What could be more interesting than a film about the porn industry; but it's really about the film industry, with it's star behavior, drugs, bored, behind the camera people going through the motions and its share of misfits hoping for a bit of glamour. Its a comedy until toward the end it isn't, and the butchers bill comes for people who play meat on camera.

The film skillfully evokes an era and a time (starting with the mid-seventies) when making porn was almost a family affair, and those who came to Hollywood seeking their fortunes find that paying the bills leads them to the productions of Jack Horner (Burt Reynolds in his best role) a pornographer. It'd a transitional period in which the standard sex scene are still played, not the hard core stuff that goes nowadays.

One of the best scenes shows Jack Horner's girlfriend, a porn performer, gets it on with a boy she really wants to make love to, and does it on camera right before Horner, who thinks it's a wonderful 'performance'.

Boogie Nights also interweaves the lives of dozens of characters, who try to communicate things they can't articulate, so that even the most obvious double-entendre is taken seriously. They're way over their heads, playing with fire, and don't know it.

Unless your older, you won't remember eight-track tape, HI-FI systems, bell bottoms, disco, Corvettes as status symbols, coke on everyone's coffee tables, or a dozen other period artifacts.

I think the film is great if you've not seen it before. I tried watching it a second time and fount it a bit confining, as almost all the action takes place at Jack Horner's home or a disco named 'Boogie Nights'. The few scenes that don't seem shoehorned in, and don't work.

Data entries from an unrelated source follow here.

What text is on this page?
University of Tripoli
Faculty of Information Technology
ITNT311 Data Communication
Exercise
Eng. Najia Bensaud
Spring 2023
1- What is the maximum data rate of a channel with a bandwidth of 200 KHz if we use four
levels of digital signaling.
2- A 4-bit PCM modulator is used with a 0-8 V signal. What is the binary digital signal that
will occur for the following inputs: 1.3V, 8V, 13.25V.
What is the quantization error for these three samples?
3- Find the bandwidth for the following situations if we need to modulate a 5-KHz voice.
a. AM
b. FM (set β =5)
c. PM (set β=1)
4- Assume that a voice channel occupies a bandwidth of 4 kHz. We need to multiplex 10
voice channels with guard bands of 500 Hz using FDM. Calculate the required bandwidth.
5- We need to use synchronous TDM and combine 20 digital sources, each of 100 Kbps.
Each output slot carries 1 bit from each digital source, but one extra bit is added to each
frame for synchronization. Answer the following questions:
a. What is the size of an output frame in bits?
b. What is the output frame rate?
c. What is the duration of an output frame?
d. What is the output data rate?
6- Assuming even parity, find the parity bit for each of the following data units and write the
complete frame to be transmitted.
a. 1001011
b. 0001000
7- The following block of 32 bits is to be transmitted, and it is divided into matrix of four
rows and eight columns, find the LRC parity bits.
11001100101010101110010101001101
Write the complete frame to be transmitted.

If the acting seems bad, remember that the film wants the characters to be stupid... like the characters in a porn movie. The length of the film (you won't be bored) promises larger ideas than the film finally delivers, and that is that. No big message, and maybe that's a good thing.

I recommend it highly if you haven't seen it. Just remember this is deeply ironic and humorous film - don't take anything seriously and you'll have a good time.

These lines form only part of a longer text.